To sum up I think there are many small reasons why some companies, not just startups, might have interest in fly GPUs, especially if they are already on fly. But there is no single "that's why" argument, especially if you are already deploying to another cloud.

It's not like Fly has GPUs in every PoP...so there goes all the same datacenter stuff (unless you just want to be in the PoP with GPUs in which case...)

But none of this answers my question.

I'm trying to understand the intersection of things like "people who need GPU compute" and "people who need to scale down to zero".

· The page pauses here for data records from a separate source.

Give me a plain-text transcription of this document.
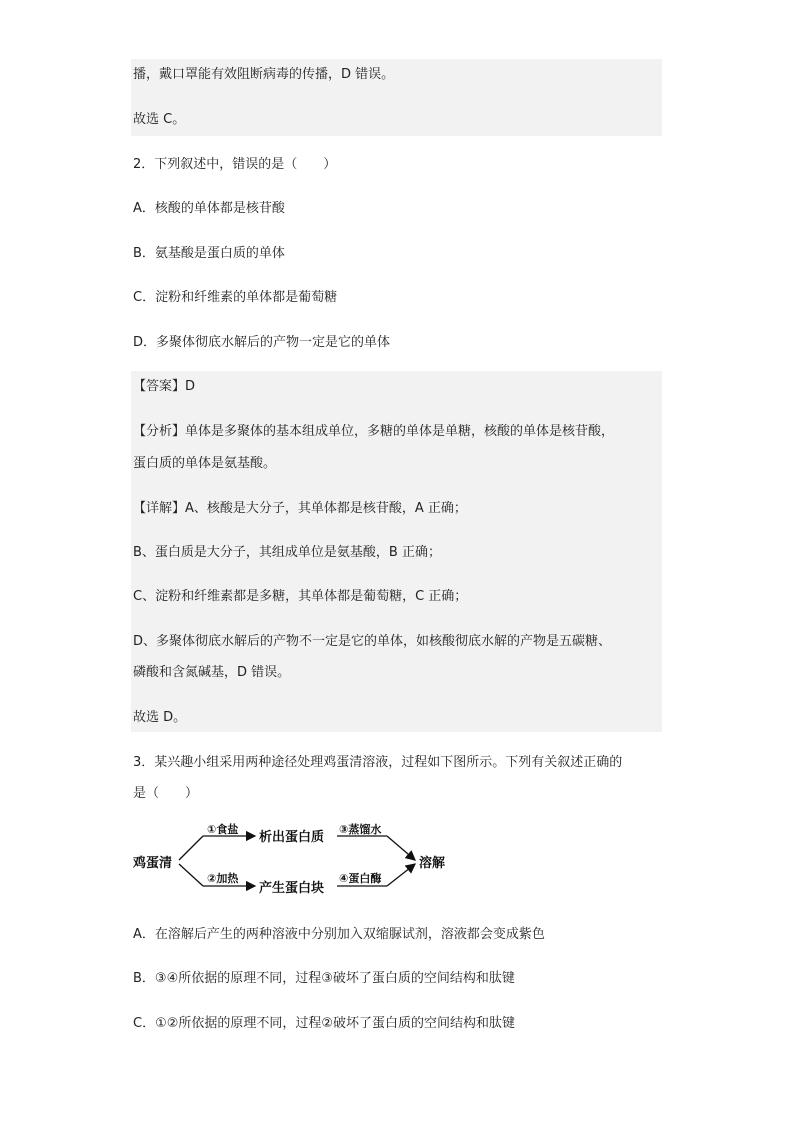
播，戴口罩能有效阻断病毒的传播，D 错误。
故选 C。
2．下列叙述中，错误的是（　　）
A．核酸的单体都是核苷酸
B．氨基酸是蛋白质的单体
C．淀粉和纤维素的单体都是葡萄糖
D．多聚体彻底水解后的产物一定是它的单体
【答案】D
【分析】单体是多聚体的基本组成单位，多糖的单体是单糖，核酸的单体是核苷酸，
蛋白质的单体是氨基酸。
【详解】A、核酸是大分子，其单体都是核苷酸，A 正确；
B、蛋白质是大分子，其组成单位是氨基酸，B 正确；
C、淀粉和纤维素都是多糖，其单体都是葡萄糖，C 正确；
D、多聚体彻底水解后的产物不一定是它的单体，如核酸彻底水解的产物是五碳糖、
磷酸和含氮碱基，D 错误。
故选 D。
3．某兴趣小组采用两种途径处理鸡蛋清溶液，过程如下图所示。下列有关叙述正确的
是（　　）
鸡蛋清
①食盐
析出蛋白质
③蒸馏水
②加热
产生蛋白块
④蛋白酶
溶解
A．在溶解后产生的两种溶液中分别加入双缩脲试剂，溶液都会变成紫色
B．③④所依据的原理不同，过程③破坏了蛋白质的空间结构和肽键
C．①②所依据的原理不同，过程②破坏了蛋白质的空间结构和肽键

This can't be a very big market.

DreamGen · 2 years ago

I am not seeing any race-to-zero in the hosted offering space. Most charge multiples of what you would pay on GCP, and the public prices on GCP are already several times what you would pay as an enterprise customer.

I don't know what you think I'm talking about, or who is charging multiples of GCP? But I'm talking about hosted inference, where many startups are offering Mistral models cheaper than Mistral are.

Dead Comment

ec109685 · 2 years ago

The recipe example or any any LLM use case seems like a very poor way of highlighting “inference at the edge” given the extra few hundred ms round trip won’t matter.

unraveller · 2 years ago

The better use case is obviously voice assistant at the edge. As in voice 2 text 2 search/GPT 2 voice generated response. That is where ms matter but it is also a high abuse angle no one wants to associate with just yet. My guess is they are going to do this in another post, and if so they should make their own perplexity style online-gpt. For now they just wanted to see what else people can think up by making the introduction of it boring.

There’s three options for inference: 1) On device inference 2) Inference “on the edge” 3) Inference in a data center

Given fly is deployed in equinox data centers just like everyone else, fundamentally there isn’t much difference between #2 and #3.

manishsharan · 2 years ago

This. I cannot think of a business case for running LLMs on the edge. Is this a Pets.com moment for the AI industry?